This post is difficult to write. Lou Piniella has always been a favorite ever since his playing days. He's always been a passionate, feisty player and manager in all his years in the game. As a manager, his teams have come in first place six times including two in a row for the Cubs. He won a World Series championship in 1990 with the Cincinnati Reds. But perhaps he isn't the right guy managing the current Chicago Cubs.
The Cubs came into the season after two first place finishes with extremely high expectations. Universally selected to win the division, the hopes of a desperate fan base again hope that this is the year. And it sure feels like the Cubs are playing tighter than a suspected heretic on the rack during the Inquisition. That tightness may well explain the blow ups we have seen all year by Zambrano, Bradley and others. In such a situation, Lou Piniella isn't exactly a loosey goosey kind of manager.
Piniella's intensity is perfect for a team that has lacked a spark for years.
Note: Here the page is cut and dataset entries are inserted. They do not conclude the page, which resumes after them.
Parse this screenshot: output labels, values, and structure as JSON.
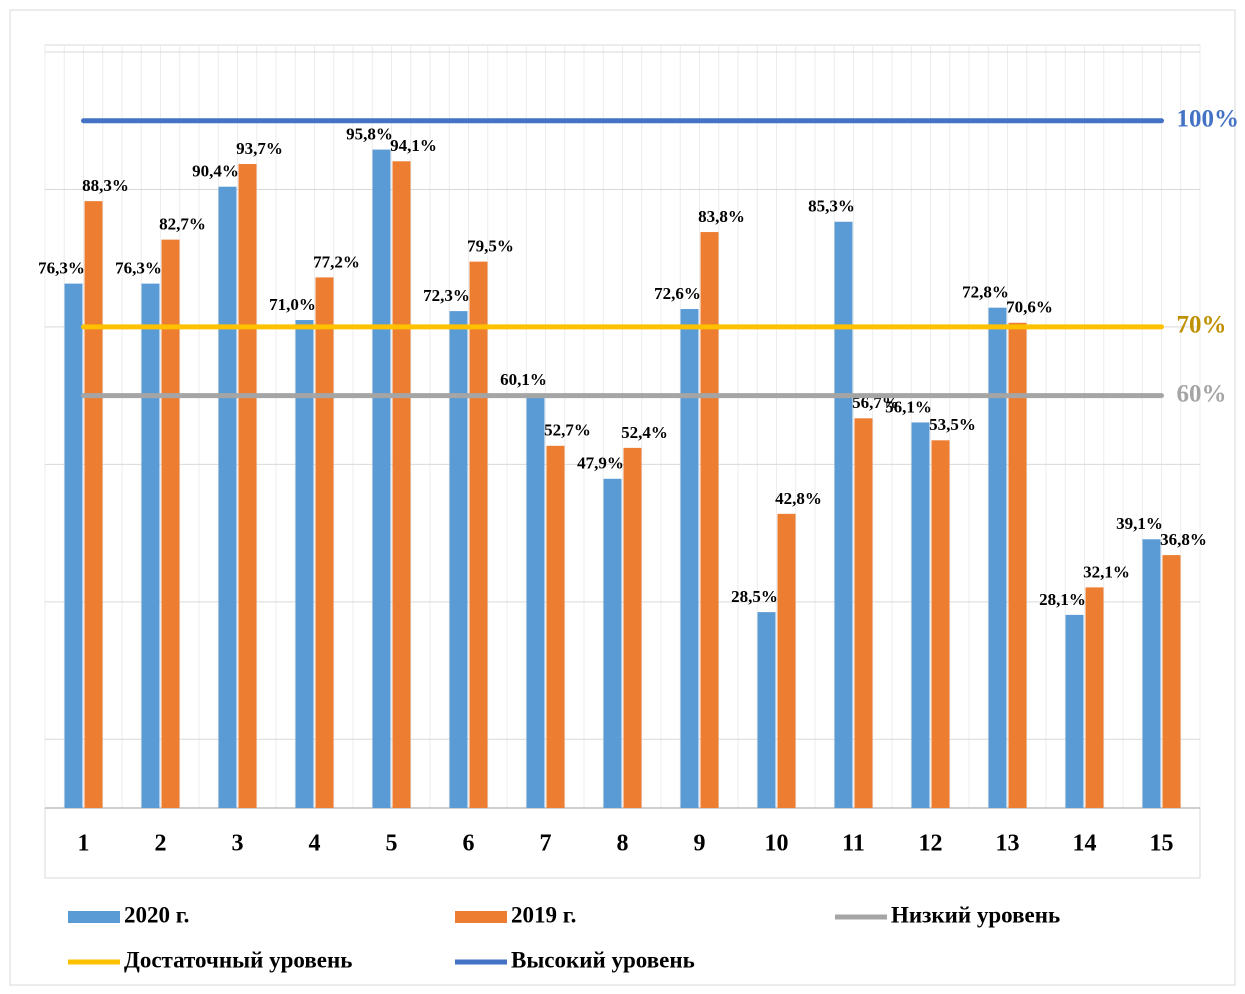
{
  "chart_data": {
    "type": "bar",
    "categories": [
      "1",
      "2",
      "3",
      "4",
      "5",
      "6",
      "7",
      "8",
      "9",
      "10",
      "11",
      "12",
      "13",
      "14",
      "15"
    ],
    "ylim": [
      0,
      110
    ],
    "yticks": [
      10,
      30,
      50,
      70,
      90,
      110
    ],
    "grid": true,
    "series": [
      {
        "name": "2020 г.",
        "type": "bar",
        "color": "#5b9bd5",
        "values": [
          76.3,
          76.3,
          90.4,
          71.0,
          95.8,
          72.3,
          60.1,
          47.9,
          72.6,
          28.5,
          85.3,
          56.1,
          72.8,
          28.1,
          39.1
        ],
        "value_labels": [
          "76,3%",
          "76,3%",
          "90,4%",
          "71,0%",
          "95,8%",
          "72,3%",
          "60,1%",
          "47,9%",
          "72,6%",
          "28,5%",
          "85,3%",
          "56,1%",
          "72,8%",
          "28,1%",
          "39,1%"
        ]
      },
      {
        "name": "2019 г.",
        "type": "bar",
        "color": "#ed7d31",
        "values": [
          88.3,
          82.7,
          93.7,
          77.2,
          94.1,
          79.5,
          52.7,
          52.4,
          83.8,
          42.8,
          56.7,
          53.5,
          70.6,
          32.1,
          36.8
        ],
        "value_labels": [
          "88,3%",
          "82,7%",
          "93,7%",
          "77,2%",
          "94,1%",
          "79,5%",
          "52,7%",
          "52,4%",
          "83,8%",
          "42,8%",
          "56,7%",
          "53,5%",
          "70,6%",
          "32,1%",
          "36,8%"
        ]
      },
      {
        "name": "Низкий уровень",
        "type": "line",
        "color": "#a5a5a5",
        "label_color": "#a5a5a5",
        "values": [
          60,
          60,
          60,
          60,
          60,
          60,
          60,
          60,
          60,
          60,
          60,
          60,
          60,
          60,
          60
        ],
        "label": "60%"
      },
      {
        "name": "Достаточный уровень",
        "type": "line",
        "color": "#ffc000",
        "label_color": "#bf9000",
        "values": [
          70,
          70,
          70,
          70,
          70,
          70,
          70,
          70,
          70,
          70,
          70,
          70,
          70,
          70,
          70
        ],
        "label": "70%"
      },
      {
        "name": "Высокий уровень",
        "type": "line",
        "color": "#4472c4",
        "label_color": "#4472c4",
        "values": [
          100,
          100,
          100,
          100,
          100,
          100,
          100,
          100,
          100,
          100,
          100,
          100,
          100,
          100,
          100
        ],
        "label": "100%"
      }
    ]
  }
}
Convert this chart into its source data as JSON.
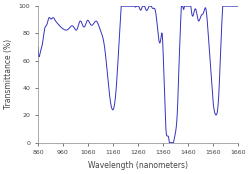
{
  "xlabel": "Wavelength (nanometers)",
  "ylabel": "Transmittance (%)",
  "xlim": [
    860,
    1660
  ],
  "ylim": [
    0,
    100
  ],
  "xticks": [
    860,
    960,
    1060,
    1160,
    1260,
    1360,
    1460,
    1560,
    1660
  ],
  "yticks": [
    0,
    20,
    40,
    60,
    80,
    100
  ],
  "line_color": "#3333bb",
  "linewidth": 0.7,
  "background_color": "#ffffff"
}
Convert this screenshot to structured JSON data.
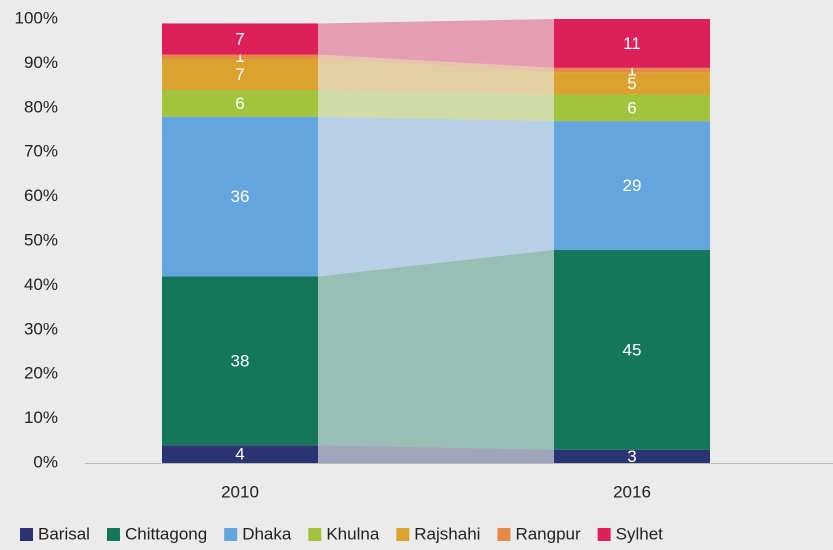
{
  "chart_data": {
    "type": "stacked-bar",
    "categories": [
      "2010",
      "2016"
    ],
    "series": [
      {
        "name": "Barisal",
        "color": "#2b3472",
        "values": [
          4,
          3
        ]
      },
      {
        "name": "Chittagong",
        "color": "#15775a",
        "values": [
          38,
          45
        ]
      },
      {
        "name": "Dhaka",
        "color": "#63a5dc",
        "values": [
          36,
          29
        ]
      },
      {
        "name": "Khulna",
        "color": "#a2c43c",
        "values": [
          6,
          6
        ]
      },
      {
        "name": "Rajshahi",
        "color": "#dba22f",
        "values": [
          7,
          5
        ]
      },
      {
        "name": "Rangpur",
        "color": "#e8874a",
        "values": [
          1,
          1
        ]
      },
      {
        "name": "Sylhet",
        "color": "#dd1f5a",
        "values": [
          7,
          11
        ]
      }
    ],
    "ylim": [
      0,
      100
    ],
    "yticks": [
      {
        "value": 0,
        "label": "0%"
      },
      {
        "value": 10,
        "label": "10%"
      },
      {
        "value": 20,
        "label": "20%"
      },
      {
        "value": 30,
        "label": "30%"
      },
      {
        "value": 40,
        "label": "40%"
      },
      {
        "value": 50,
        "label": "50%"
      },
      {
        "value": 60,
        "label": "60%"
      },
      {
        "value": 70,
        "label": "70%"
      },
      {
        "value": 80,
        "label": "80%"
      },
      {
        "value": 90,
        "label": "90%"
      },
      {
        "value": 100,
        "label": "100%"
      }
    ]
  }
}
The Reds, Mariners and Cubs are perfect examples. He came in at a time when all three of those teams were spinning around and he brought intensity and turned them around. But it is possible that the same intensity wears on his players. The year after his Reds won the World Series, they came in fifth the year after. In Seattle, despite guys like Alex Rodriguez and Junior Griffey, his teams finished first three times, but never sustained that success the year after.
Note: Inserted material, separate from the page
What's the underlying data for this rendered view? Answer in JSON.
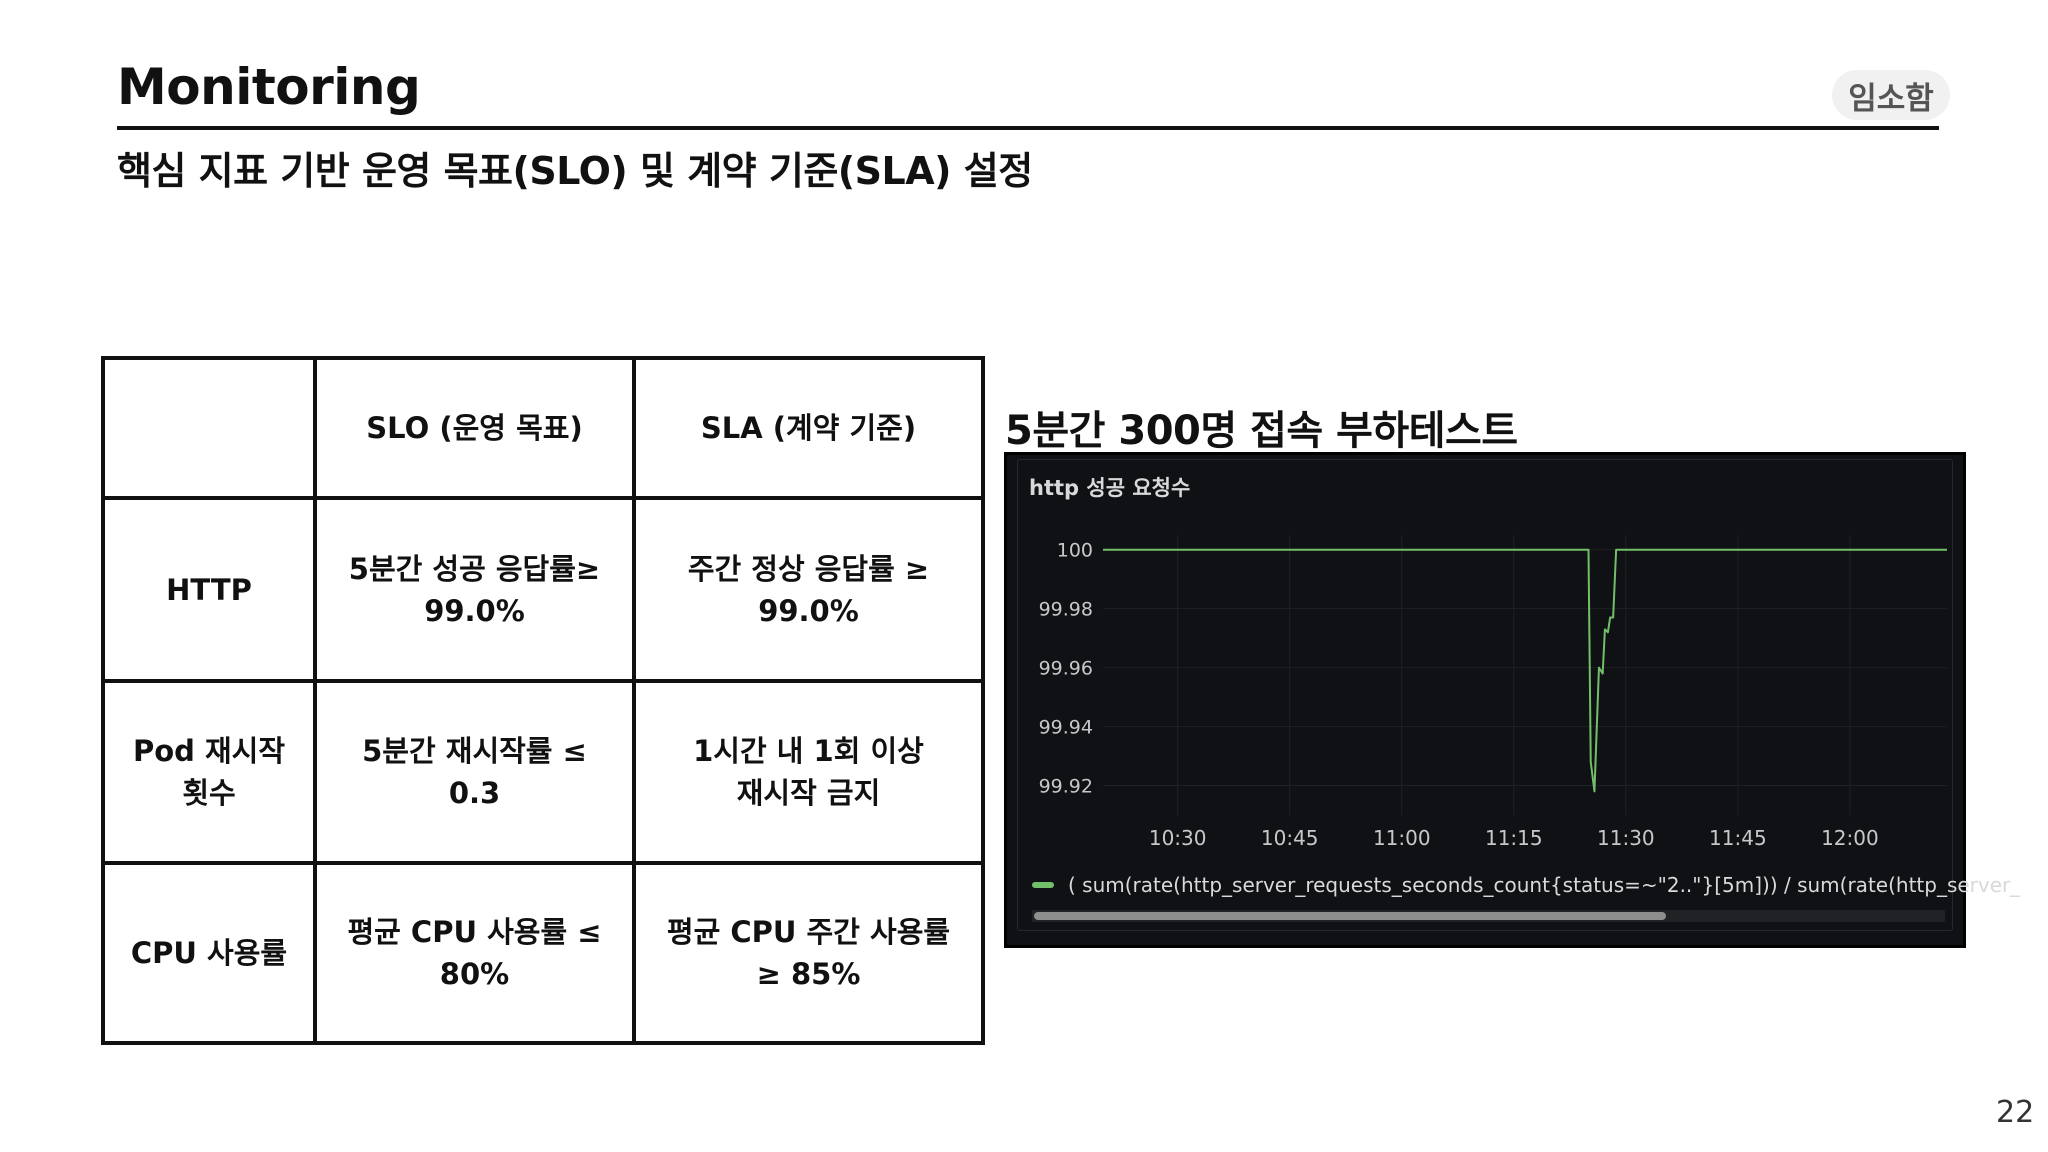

Obviously, the Fan does not have any inside dope on what goes on in the clubhouse or in the heads of the Cubs players. The observation while watching them playing lately is that they are so tight that they can't perform. They seem paralyzed.
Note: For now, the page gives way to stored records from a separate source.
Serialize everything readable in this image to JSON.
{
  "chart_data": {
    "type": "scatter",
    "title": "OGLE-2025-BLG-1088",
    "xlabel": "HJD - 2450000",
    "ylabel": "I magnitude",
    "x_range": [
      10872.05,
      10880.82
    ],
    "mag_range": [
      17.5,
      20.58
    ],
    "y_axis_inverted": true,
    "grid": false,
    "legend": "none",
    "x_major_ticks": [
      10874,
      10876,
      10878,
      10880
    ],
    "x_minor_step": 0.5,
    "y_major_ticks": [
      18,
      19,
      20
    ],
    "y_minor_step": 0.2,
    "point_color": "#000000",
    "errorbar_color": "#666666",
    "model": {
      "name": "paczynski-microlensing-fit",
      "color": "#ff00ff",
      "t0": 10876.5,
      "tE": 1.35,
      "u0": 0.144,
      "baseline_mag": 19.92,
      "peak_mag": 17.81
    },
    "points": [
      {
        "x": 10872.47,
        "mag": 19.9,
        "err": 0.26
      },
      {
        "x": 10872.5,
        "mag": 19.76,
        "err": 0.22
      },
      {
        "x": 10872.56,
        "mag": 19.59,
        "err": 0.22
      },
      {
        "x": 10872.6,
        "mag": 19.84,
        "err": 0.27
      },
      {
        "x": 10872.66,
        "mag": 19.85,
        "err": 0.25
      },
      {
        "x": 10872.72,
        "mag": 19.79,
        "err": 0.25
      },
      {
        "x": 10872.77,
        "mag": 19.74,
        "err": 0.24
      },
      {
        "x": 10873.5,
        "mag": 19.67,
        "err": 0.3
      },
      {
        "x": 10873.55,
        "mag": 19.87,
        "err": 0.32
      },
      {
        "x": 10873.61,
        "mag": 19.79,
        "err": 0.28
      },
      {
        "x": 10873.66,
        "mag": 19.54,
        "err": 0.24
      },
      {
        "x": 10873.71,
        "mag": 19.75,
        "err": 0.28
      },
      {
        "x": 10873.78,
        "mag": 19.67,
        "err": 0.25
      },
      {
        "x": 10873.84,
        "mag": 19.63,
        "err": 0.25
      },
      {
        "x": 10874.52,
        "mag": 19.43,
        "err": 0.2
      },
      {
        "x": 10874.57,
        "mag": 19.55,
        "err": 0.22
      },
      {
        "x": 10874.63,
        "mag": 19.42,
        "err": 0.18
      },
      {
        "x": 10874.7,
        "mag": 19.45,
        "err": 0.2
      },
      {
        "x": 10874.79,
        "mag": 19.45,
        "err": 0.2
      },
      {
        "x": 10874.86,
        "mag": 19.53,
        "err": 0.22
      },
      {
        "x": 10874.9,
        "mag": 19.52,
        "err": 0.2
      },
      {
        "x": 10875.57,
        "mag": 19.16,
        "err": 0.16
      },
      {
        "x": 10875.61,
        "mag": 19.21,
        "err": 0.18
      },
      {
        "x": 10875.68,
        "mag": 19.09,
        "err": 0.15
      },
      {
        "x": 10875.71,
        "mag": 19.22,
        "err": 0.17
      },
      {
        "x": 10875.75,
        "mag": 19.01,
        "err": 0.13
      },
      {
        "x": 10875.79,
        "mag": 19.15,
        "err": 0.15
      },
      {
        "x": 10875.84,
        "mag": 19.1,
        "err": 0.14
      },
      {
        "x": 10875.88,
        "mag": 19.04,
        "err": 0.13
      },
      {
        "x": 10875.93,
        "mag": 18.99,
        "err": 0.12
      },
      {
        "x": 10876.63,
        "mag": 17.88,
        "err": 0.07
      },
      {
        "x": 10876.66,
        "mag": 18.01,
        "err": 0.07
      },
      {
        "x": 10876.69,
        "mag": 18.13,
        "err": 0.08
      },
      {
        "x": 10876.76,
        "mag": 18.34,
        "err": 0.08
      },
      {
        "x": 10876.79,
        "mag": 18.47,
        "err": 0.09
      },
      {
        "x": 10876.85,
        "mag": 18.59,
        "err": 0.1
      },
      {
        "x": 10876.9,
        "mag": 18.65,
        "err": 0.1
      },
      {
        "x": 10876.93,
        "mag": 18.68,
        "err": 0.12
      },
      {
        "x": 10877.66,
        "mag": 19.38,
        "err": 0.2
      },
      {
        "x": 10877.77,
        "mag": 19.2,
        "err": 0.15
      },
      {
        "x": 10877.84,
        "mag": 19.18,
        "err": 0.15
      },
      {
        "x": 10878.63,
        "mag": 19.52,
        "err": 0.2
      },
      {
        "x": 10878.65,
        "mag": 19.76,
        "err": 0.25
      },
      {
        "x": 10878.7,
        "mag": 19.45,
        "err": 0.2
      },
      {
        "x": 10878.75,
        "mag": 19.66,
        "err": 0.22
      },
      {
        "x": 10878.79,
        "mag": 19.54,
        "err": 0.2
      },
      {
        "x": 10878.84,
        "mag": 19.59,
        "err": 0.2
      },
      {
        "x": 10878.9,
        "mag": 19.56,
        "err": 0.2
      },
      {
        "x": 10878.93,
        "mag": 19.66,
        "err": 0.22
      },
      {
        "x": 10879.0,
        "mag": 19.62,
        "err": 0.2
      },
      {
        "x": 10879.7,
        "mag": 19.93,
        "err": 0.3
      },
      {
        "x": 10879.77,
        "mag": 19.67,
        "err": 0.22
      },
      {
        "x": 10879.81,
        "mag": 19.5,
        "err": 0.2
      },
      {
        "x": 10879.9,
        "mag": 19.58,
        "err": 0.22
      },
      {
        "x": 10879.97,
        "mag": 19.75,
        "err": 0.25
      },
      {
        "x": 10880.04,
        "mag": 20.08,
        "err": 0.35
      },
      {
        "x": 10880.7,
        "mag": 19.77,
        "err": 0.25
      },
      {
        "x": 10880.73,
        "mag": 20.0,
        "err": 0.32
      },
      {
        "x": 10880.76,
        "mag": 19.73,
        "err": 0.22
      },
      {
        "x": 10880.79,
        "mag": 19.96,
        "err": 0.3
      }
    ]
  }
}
Perhaps Pineilla has done all he can do. Perhaps he isn't the right person for this current situation. The Fan feels the same way about Jerry Manuel of the Mets. Manuel's body language is all wrong in the dugout. He is wearing too much on his sleeve. Torre and Cox are great because you can never tell from their demeanor if they are winning or losing. The Cubs, and the Mets for that matter, may still pull it together and win their respective divisions. But this observer isn't sure they can get it done with their personalities and the personalities of their respective teams.